On June 7, 1998, at 1450 hours Pacific daylight time, a Cessna 152, N5343M, impacted mountainous terrain while maneuvering to avoid weather near Descanso, California. The aircraft, operated by the student pilot as an instructional flight under 14 CFR Part 91, was subsequently destroyed by a postimpact fire. The certified flight instructor (CFI) and student pilot received serious injuries. Visual meteorological conditions existed for the dual instruction cross-country flight and a visual flight rules (VFR) flight plan was filed. The flight originated from Montgomery Field, San Diego, California, at 1400 and was en route to Imperial, California. Use your browsers 'back' function to return to synopsisReturn to Query Page
At the time of the accident reported ceilings at Gillespie Field, San Diego, approximately 9 nautical miles (nm) from the departure airport, were broken at 5,000 and at 8,000 feet, with 25 statute miles visibility.
The CFI stated that after passing a casino located along Interstate 8 (I-8) it became apparent that they would be unable to continue the flight to their destination due to clouds which were obscuring the higher terrain. He elected to turn around and stated that halfway through a 180-degree turn they encountered a "very strong downdraft." The CFI stated that he leveled the wings and used full power to establish the best rate of climb airspeed, but the "strength of the vertical gust far exceeded the 152's climb ability." He stated that they were forced down in rough uneven terrain in a wings level attitude.
In an interview with a Federal Aviation Administration (FAA) inspector, the student pilot reported that he and his instructor had both received weather briefings from the San Diego flight service station. According to the student pilot, the briefer reported forecast conditions of severe turbulence below 14,000 feet, with mountain obscuration, and ended the briefing with the phrase that VFR was not recommended.
The student pilot reported that he did not note any discrepancies with the engine during the flight or accident sequence.
The student pilot stated that at 4,000 feet above ground level (agl) they encountered clouds. The flight instructor took over the airplane controls and initiated a 180-degree turn to avoid the clouds. They lost altitude rapidly, approximately 200 feet in the turn, and the stall warning horn was sounding when the airplane collided with trees.

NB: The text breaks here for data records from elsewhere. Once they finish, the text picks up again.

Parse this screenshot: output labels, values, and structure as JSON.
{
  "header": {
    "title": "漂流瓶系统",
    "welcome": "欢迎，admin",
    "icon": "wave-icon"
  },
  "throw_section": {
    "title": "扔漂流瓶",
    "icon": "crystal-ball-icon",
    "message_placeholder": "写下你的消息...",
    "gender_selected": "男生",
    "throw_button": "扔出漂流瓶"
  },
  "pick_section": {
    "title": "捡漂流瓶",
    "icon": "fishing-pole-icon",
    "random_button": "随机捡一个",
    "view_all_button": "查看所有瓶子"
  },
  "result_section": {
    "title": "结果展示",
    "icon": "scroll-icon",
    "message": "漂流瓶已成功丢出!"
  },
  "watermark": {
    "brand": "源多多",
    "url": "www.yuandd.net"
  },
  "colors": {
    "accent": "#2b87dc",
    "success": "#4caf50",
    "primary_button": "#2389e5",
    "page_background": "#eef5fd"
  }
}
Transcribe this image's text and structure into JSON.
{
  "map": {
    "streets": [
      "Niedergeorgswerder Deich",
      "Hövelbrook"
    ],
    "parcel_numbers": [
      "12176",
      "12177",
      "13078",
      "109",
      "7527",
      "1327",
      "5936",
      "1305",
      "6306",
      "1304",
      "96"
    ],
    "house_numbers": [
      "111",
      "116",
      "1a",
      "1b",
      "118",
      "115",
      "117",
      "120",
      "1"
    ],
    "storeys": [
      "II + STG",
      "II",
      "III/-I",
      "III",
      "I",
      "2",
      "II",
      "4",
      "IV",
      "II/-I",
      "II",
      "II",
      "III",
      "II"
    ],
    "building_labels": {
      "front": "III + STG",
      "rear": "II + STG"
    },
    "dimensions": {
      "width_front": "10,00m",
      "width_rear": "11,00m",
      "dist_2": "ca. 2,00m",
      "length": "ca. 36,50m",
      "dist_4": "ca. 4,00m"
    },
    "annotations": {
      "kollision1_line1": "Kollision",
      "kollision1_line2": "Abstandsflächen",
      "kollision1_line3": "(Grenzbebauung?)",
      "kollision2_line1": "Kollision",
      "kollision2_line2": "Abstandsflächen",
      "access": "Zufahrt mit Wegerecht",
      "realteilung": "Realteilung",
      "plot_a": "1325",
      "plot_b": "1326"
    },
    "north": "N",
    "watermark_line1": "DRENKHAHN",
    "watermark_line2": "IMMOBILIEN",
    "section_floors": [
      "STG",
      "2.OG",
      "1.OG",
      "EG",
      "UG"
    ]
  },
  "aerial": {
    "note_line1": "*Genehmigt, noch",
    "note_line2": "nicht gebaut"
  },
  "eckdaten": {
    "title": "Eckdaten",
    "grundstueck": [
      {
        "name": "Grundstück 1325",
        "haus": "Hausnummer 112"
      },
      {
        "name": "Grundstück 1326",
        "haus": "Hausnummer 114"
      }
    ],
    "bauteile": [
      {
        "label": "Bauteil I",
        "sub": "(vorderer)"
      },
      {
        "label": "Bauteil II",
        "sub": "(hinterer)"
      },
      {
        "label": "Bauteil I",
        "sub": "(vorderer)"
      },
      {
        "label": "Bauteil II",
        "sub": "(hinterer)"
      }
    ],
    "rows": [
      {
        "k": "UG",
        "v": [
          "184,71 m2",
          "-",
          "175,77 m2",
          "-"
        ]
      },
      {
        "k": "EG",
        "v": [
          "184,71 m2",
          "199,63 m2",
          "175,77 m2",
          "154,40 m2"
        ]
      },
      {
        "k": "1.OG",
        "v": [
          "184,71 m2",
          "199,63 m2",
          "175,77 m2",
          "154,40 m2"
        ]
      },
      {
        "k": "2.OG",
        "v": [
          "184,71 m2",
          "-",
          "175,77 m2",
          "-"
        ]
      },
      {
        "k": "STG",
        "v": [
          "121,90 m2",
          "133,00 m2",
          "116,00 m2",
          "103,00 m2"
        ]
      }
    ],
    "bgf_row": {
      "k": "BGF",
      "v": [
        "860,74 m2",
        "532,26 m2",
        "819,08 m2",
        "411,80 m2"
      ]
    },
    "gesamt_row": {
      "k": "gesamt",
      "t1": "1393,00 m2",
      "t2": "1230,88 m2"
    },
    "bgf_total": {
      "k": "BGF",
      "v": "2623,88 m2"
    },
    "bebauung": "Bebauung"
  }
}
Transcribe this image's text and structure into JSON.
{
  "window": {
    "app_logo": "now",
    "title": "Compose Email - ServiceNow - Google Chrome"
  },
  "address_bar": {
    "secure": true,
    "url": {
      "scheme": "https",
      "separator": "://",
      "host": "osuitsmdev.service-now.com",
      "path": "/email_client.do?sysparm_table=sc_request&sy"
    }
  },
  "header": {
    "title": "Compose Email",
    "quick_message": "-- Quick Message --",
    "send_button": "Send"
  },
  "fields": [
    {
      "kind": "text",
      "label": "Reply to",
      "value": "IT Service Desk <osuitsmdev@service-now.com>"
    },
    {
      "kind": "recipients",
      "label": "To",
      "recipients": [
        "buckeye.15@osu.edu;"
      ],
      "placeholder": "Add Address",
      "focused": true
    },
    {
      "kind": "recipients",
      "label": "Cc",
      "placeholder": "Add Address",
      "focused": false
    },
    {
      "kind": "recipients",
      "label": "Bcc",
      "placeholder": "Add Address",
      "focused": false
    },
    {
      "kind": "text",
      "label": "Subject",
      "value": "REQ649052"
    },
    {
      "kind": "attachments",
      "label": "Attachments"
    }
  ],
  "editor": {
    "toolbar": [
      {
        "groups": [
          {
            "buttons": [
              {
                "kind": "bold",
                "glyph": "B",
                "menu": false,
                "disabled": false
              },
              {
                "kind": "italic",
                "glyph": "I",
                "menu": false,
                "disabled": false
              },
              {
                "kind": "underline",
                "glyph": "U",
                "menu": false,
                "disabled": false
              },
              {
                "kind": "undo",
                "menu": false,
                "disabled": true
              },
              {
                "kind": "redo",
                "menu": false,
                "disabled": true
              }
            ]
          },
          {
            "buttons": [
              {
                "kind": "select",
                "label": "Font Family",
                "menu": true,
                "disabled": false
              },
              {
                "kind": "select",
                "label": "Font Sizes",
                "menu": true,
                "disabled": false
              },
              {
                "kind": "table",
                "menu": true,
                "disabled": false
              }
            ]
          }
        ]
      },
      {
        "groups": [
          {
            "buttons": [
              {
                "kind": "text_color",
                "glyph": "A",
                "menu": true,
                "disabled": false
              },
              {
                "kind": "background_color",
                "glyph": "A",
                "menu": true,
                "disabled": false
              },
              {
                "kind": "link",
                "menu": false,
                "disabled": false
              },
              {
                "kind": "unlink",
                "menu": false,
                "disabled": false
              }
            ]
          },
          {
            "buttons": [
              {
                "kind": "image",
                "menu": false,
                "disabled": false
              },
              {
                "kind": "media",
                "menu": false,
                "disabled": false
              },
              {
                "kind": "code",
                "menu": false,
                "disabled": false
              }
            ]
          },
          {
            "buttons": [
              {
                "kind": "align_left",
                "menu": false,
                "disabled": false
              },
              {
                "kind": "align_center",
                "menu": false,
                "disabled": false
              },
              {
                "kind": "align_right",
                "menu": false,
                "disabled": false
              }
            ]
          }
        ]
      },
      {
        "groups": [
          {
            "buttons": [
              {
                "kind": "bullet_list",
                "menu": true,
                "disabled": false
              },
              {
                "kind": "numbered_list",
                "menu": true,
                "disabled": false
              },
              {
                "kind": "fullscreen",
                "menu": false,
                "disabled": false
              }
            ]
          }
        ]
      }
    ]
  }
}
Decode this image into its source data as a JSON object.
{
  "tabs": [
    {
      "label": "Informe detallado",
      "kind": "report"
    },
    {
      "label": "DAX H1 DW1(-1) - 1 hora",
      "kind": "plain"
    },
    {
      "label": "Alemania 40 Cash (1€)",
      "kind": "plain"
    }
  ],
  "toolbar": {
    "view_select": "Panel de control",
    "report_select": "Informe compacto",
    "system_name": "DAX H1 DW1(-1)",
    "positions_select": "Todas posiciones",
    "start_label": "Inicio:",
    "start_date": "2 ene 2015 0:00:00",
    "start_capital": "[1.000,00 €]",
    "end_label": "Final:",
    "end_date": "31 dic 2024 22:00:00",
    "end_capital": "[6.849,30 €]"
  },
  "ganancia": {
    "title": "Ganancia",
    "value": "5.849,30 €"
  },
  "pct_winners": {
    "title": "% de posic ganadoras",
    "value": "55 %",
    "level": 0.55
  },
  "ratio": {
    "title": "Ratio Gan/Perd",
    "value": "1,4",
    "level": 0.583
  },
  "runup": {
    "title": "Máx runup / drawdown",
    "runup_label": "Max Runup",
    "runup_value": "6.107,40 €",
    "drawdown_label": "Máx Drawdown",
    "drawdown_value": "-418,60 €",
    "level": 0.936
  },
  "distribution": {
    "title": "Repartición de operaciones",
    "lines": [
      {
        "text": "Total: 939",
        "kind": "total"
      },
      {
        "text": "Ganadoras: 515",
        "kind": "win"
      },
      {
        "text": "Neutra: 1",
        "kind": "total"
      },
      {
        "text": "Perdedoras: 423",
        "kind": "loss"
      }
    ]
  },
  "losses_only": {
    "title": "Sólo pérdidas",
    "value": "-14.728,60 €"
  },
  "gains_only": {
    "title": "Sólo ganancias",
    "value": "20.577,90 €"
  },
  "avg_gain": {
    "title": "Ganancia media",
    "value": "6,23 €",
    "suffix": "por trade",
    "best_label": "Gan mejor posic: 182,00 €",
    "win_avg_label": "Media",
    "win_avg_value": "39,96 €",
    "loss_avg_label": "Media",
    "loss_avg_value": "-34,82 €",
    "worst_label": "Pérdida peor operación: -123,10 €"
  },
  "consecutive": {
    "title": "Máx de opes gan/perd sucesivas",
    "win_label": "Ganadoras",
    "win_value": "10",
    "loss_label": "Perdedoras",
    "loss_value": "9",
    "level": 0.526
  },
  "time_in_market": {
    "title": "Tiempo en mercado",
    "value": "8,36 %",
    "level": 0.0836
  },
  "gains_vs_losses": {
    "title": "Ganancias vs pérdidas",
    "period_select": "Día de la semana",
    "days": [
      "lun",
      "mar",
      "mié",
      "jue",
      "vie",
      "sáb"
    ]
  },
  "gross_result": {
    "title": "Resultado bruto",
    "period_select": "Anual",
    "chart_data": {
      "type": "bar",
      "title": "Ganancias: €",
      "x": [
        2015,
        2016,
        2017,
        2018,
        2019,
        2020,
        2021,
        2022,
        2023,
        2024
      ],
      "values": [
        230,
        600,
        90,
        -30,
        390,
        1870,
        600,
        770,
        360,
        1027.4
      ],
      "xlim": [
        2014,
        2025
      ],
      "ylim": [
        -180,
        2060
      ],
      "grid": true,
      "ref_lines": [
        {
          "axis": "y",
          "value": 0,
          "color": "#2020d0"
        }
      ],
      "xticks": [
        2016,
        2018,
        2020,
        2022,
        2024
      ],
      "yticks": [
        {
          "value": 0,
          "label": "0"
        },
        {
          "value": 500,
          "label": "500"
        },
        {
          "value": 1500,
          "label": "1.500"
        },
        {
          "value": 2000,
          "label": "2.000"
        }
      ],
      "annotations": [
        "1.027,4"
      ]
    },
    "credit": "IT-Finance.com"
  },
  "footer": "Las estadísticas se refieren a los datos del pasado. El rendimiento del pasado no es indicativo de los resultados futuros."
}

The audiotape of the weather briefings provided by the San Diego Automated Flight Service Station (AFSS) were reviewed by an investigator from the Safety Board and a summary is appended to this file. A total of two standard weather briefings and one update briefing were given to the CFI and the student pilot on the day of the accident. The first contact occurred with the AFSS's preflight 7 position between 0810 and 0826. The second briefing was given between 0821 and 0835 by the specialists at the preflight 11 position. The final contact occurred with the preflight 1 position between 0951 and 1006. In summary, the CFI and student were advised of Airmets in existence for mountain obscuration and occasional moderate turbulence below 14,000 feet mean sea level (msl) with forecast cloud tops at 7,000 feet msl. One briefer stated that VFR flight below the clouds was not recommended due to mountain obscuration. Another briefer asked the student pilot whether this was a solo cross-country flight and if there would be an instructor on board because VFR solo flight into this area was not recommended. The third briefer stated that the student might want to adjust his departure time because VFR was not recommended due to mountain obscuration. At the end of this briefing the student pilot stated "I think we may decide to go another day."
An eyewitness on the ground saw the aircraft turning left as it came out of the clouds at 150 feet agl, and then go down. The witness further noted that the winds at the time were gusty and strong.
A representative from the Cessna Aircraft Company, a party to the investigation, inspected the aircraft on-scene under the supervision of the FAA. The representative established flight control continuity from the control surfaces to the cabin. He further reported that the empennage had separated from the aircraft during the postimpact fire, sustaining minimal damage. No discrepancies were noted with the airframe. The representative further stated that the propeller had separated from the engine and "exhibited torsional twisting."
According to a weather study conducted by a Safety Board meteorologist, a cloud layer was present along the route of flight on the western side of the interior mountains near Descanso, and at the accident location. On the eastern side of the interior mountains, the flights' intended destination, skies were clear. The meteorologist further reported that the National Weather Service forecast was substantiated with the meteorological observation at the time of the accident.